“Que la felicidad dependa de tomarse en este momento un whisky nos hace sentir dolorosamente la tragicomedia de nuestra finitud”
Me he acostumbrado a tomar un whisky a última hora de la mañana. Me produce una ligera euforia y cierta elocuencia. Pero el médico me lo ha prohibido e intento seguir su recomendación. Cuando se acerca la hora, mientras estoy pensando en otra cosa, emerge en mi conciencia un embrión de deseo, algo así como una confusa imagen de lo agradable que sería tomarse un whisky. Aparece con fuerza la decisión de no hacerlo, pero, por desgracia, no elimina el deseo, sino que lo precisa y encandila. Intento seguir trabajando, mientras la impertinente idea continúa su labor y crece dentro de mí como un embarazo.

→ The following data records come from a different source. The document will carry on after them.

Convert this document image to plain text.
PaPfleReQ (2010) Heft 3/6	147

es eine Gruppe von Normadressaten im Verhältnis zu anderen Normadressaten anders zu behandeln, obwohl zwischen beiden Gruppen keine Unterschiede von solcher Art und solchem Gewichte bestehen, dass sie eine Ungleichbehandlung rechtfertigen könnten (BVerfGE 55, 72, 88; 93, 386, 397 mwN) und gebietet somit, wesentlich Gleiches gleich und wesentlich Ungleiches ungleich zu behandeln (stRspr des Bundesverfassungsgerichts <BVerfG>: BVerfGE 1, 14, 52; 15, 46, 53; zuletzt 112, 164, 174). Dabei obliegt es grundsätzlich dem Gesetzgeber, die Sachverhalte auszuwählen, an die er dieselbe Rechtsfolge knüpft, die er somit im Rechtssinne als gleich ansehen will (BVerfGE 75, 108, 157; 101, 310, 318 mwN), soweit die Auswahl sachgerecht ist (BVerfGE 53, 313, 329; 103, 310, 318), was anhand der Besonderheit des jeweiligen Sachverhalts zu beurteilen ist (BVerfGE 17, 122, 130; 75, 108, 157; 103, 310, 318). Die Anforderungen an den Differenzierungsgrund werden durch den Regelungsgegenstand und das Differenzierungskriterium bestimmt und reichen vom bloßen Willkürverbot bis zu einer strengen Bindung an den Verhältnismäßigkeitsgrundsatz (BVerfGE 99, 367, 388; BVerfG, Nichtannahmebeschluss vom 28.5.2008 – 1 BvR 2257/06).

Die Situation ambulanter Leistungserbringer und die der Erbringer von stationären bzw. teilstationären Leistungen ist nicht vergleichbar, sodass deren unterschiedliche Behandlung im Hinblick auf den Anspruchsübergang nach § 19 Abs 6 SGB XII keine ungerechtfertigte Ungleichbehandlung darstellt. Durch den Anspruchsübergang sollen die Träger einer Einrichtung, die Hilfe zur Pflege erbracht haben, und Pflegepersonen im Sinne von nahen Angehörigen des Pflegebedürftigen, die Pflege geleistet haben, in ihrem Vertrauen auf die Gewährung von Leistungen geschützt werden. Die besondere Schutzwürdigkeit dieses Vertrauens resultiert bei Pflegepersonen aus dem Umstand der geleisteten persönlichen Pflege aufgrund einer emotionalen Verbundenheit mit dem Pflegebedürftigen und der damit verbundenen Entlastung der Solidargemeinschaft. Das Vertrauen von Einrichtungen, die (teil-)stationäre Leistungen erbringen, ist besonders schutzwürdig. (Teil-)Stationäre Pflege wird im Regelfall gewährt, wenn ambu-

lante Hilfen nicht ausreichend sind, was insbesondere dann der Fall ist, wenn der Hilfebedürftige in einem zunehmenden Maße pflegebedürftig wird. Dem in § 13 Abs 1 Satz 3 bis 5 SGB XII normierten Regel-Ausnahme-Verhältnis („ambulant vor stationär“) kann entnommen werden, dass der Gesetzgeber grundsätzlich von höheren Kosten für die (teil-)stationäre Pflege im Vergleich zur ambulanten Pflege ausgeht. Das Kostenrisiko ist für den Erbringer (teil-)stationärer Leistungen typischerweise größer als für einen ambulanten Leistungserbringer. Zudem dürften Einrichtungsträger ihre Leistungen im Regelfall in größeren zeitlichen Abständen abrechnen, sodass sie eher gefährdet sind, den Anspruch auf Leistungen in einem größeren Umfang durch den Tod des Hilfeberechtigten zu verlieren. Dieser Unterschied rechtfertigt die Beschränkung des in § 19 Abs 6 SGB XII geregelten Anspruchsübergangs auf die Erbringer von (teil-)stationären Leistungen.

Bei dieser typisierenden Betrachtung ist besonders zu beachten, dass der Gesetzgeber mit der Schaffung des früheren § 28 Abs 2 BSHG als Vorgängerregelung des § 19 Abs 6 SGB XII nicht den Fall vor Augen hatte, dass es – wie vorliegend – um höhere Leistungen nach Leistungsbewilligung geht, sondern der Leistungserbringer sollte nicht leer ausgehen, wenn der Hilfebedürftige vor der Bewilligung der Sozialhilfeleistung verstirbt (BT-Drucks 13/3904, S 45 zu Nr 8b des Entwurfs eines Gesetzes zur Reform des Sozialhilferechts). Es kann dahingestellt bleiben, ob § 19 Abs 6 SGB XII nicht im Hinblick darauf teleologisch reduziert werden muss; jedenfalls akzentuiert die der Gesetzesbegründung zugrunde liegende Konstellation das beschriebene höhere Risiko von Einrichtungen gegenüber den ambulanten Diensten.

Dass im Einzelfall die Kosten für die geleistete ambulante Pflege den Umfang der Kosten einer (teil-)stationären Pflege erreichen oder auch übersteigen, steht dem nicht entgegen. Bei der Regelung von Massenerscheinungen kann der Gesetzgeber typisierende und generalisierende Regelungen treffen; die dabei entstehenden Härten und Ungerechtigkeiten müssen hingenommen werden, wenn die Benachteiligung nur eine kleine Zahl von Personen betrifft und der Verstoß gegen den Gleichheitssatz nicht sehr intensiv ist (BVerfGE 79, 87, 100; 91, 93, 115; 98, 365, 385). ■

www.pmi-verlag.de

Sé que si dejo pasar el tiempo y llega la hora de la comida, el deseo desaparecerá o al menos será suplantado. Pero no quiero que desaparezca porque, de repente, la idea de no tomar whisky, el “nunca” de la prohibición, se me hace insoportable. Ese “nunca” que resuena en todas las decisiones de camio produce un estremecimiento trascendental. El resto de placeres y satisfacciones posibles empalidece.

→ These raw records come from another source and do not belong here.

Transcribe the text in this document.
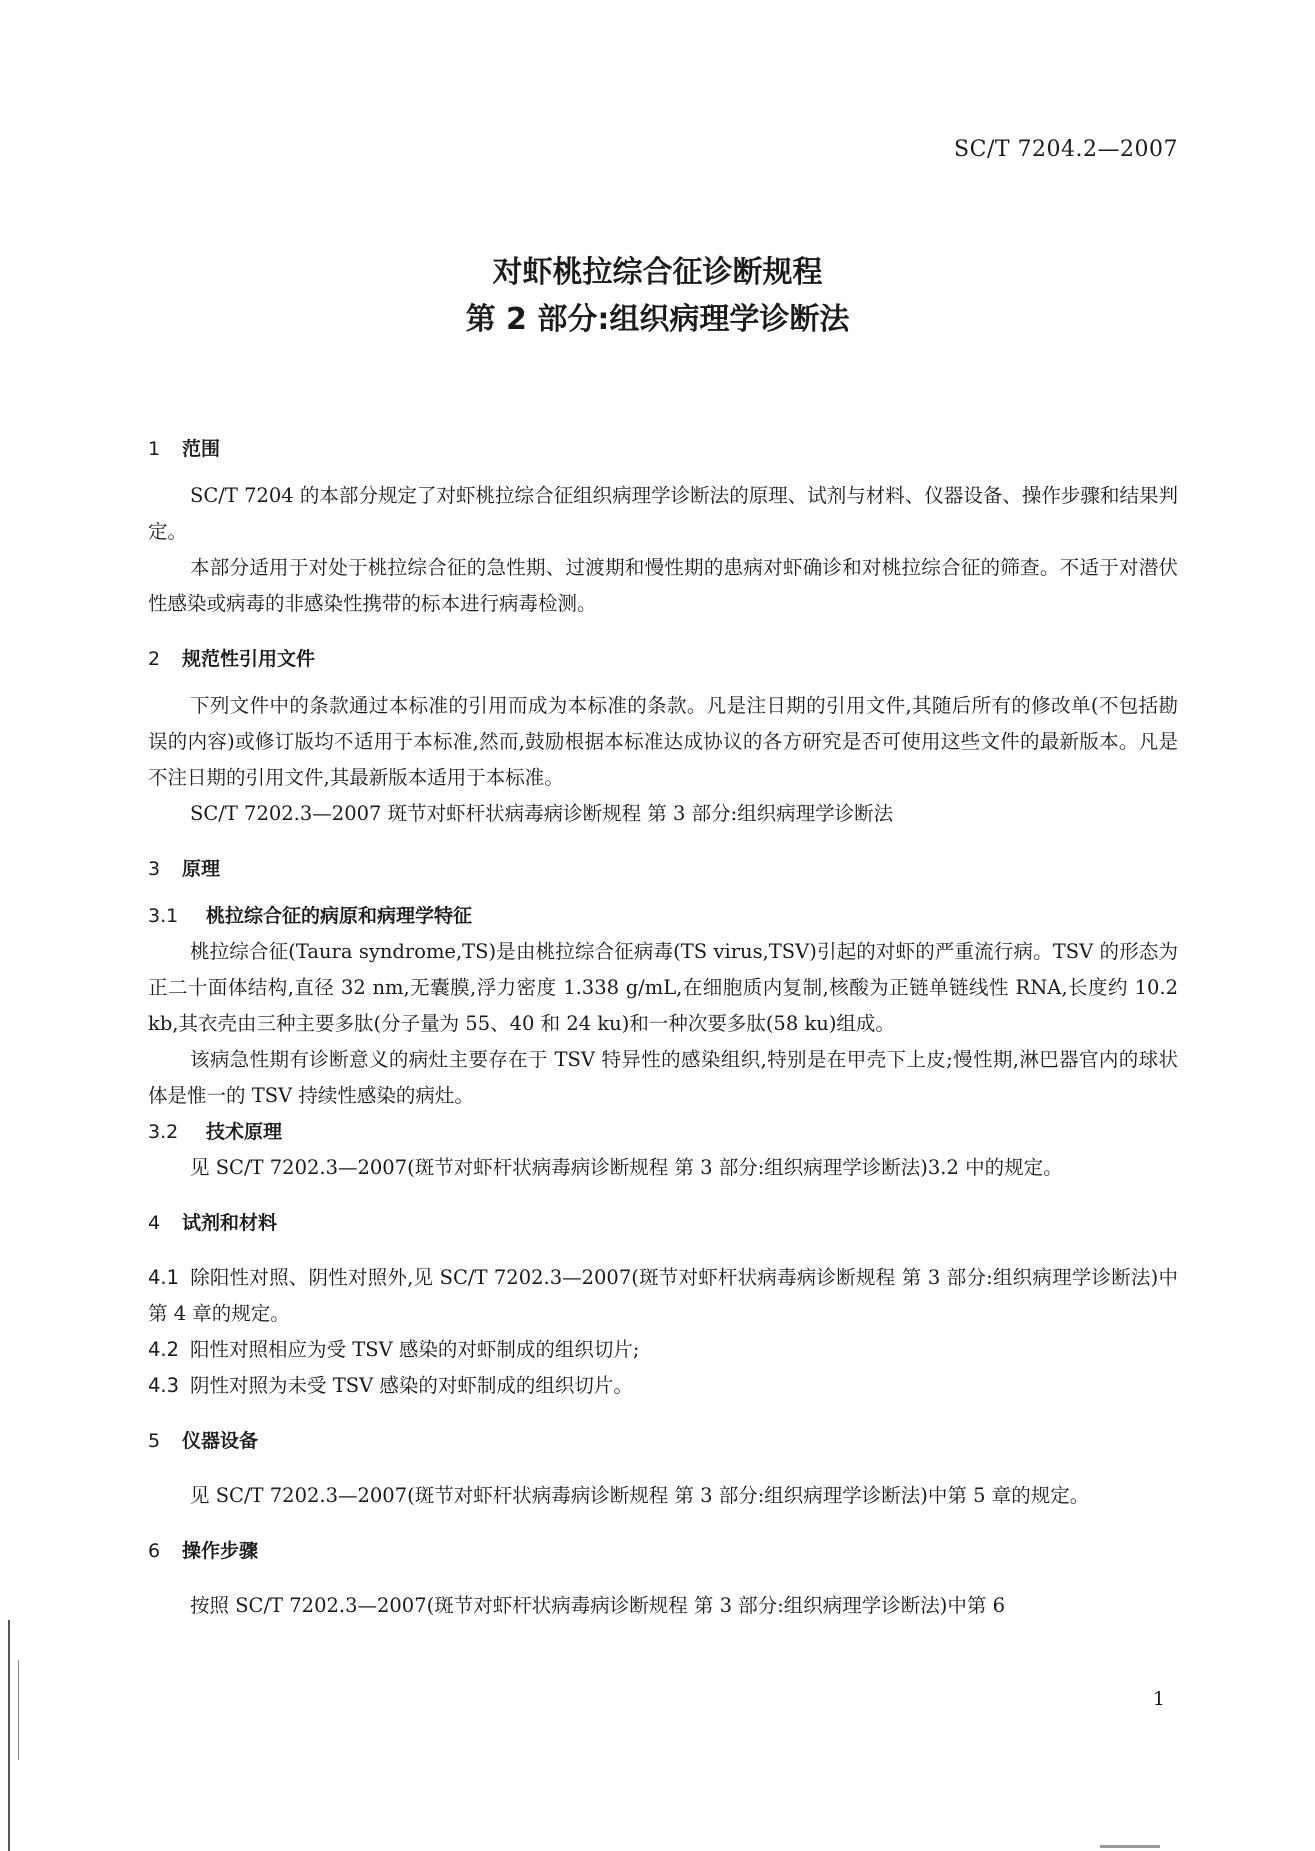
SC/T 7204.2—2007
对虾桃拉综合征诊断规程
第 2 部分:组织病理学诊断法
1 范围
SC/T 7204 的本部分规定了对虾桃拉综合征组织病理学诊断法的原理、试剂与材料、仪器设备、操作步骤和结果判定。
本部分适用于对处于桃拉综合征的急性期、过渡期和慢性期的患病对虾确诊和对桃拉综合征的筛查。不适于对潜伏性感染或病毒的非感染性携带的标本进行病毒检测。
2 规范性引用文件
下列文件中的条款通过本标准的引用而成为本标准的条款。凡是注日期的引用文件,其随后所有的修改单(不包括勘误的内容)或修订版均不适用于本标准,然而,鼓励根据本标准达成协议的各方研究是否可使用这些文件的最新版本。凡是不注日期的引用文件,其最新版本适用于本标准。
SC/T 7202.3—2007 斑节对虾杆状病毒病诊断规程 第 3 部分:组织病理学诊断法
3 原理
3.1 桃拉综合征的病原和病理学特征
桃拉综合征(Taura syndrome,TS)是由桃拉综合征病毒(TS virus,TSV)引起的对虾的严重流行病。TSV 的形态为正二十面体结构,直径 32 nm,无囊膜,浮力密度 1.338 g/mL,在细胞质内复制,核酸为正链单链线性 RNA,长度约 10.2 kb,其衣壳由三种主要多肽(分子量为 55、40 和 24 ku)和一种次要多肽(58 ku)组成。
该病急性期有诊断意义的病灶主要存在于 TSV 特异性的感染组织,特别是在甲壳下上皮;慢性期,淋巴器官内的球状体是惟一的 TSV 持续性感染的病灶。
3.2 技术原理
见 SC/T 7202.3—2007(斑节对虾杆状病毒病诊断规程 第 3 部分:组织病理学诊断法)3.2 中的规定。
4 试剂和材料
4.1 除阳性对照、阴性对照外,见 SC/T 7202.3—2007(斑节对虾杆状病毒病诊断规程 第 3 部分:组织病理学诊断法)中第 4 章的规定。
4.2 阳性对照相应为受 TSV 感染的对虾制成的组织切片;
4.3 阴性对照为未受 TSV 感染的对虾制成的组织切片。
5 仪器设备
见 SC/T 7202.3—2007(斑节对虾杆状病毒病诊断规程 第 3 部分:组织病理学诊断法)中第 5 章的规定。
6 操作步骤
按照 SC/T 7202.3—2007(斑节对虾杆状病毒病诊断规程 第 3 部分:组织病理学诊断法)中第 6
1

Los filósofos escolásticos decían que cada objeto concreto es un representante falaz del bien plenario y perfecto, con el que puede confundirse. La tentación es siempre el timo de la estampita. El bien aparente suplanta al bien total, y de esa superchería recibe su fuerza. Estoy seguro de que no me importaría dejar de tomar el vaso de whisky, pero en este momento se está ventilando otra cosa: si renuncio o no a mi felicidad, y esto son palabras mayores. Ya sé que es ridícula esa alteración de todos los valores, pero así son las cosas.

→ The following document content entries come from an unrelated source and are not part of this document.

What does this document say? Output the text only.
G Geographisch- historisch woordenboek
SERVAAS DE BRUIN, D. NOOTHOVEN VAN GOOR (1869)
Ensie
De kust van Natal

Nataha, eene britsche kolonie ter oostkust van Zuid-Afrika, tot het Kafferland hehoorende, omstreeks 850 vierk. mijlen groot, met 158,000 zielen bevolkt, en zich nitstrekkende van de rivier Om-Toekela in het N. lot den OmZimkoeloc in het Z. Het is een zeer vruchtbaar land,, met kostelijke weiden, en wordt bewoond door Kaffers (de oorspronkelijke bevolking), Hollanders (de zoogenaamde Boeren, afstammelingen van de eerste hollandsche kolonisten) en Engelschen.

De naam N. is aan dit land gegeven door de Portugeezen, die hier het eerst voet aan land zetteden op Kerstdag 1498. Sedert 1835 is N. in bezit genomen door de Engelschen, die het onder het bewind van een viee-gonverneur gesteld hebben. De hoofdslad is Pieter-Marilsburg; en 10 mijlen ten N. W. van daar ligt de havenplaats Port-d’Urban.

Cuenta Zubiri en uno de sus libros que don Severino Aznar, ilustre sociólogo, piadoso cristiano y pertinaz fumador de puros, hacía la promesa de no fumar durante la Semana Santa. Y el último día aguardaba con el cigarro en la mano que fueran las doce de la noche, y se le oía quejarse amargamente: “Ay, Dios mío, ¡para qué vivir!”.
Que la felicidad dependa de tomarse en este momento un whisky –o un cigarrillo o un bombón, para el caso es lo mismo- nos hace sentir dolorosamente la tragicomedia de nuestra finitud. El generador de excusas comienza a proporcionarme razones para rebelarme. ¿Por qué no empezar mañana, que ya me habré hecho a la idea? ¿Y si fuera a otro médico? Necesito trabajr y a la vista está que el deseo me impide concentrarme, ha secuestrado mi conciencia.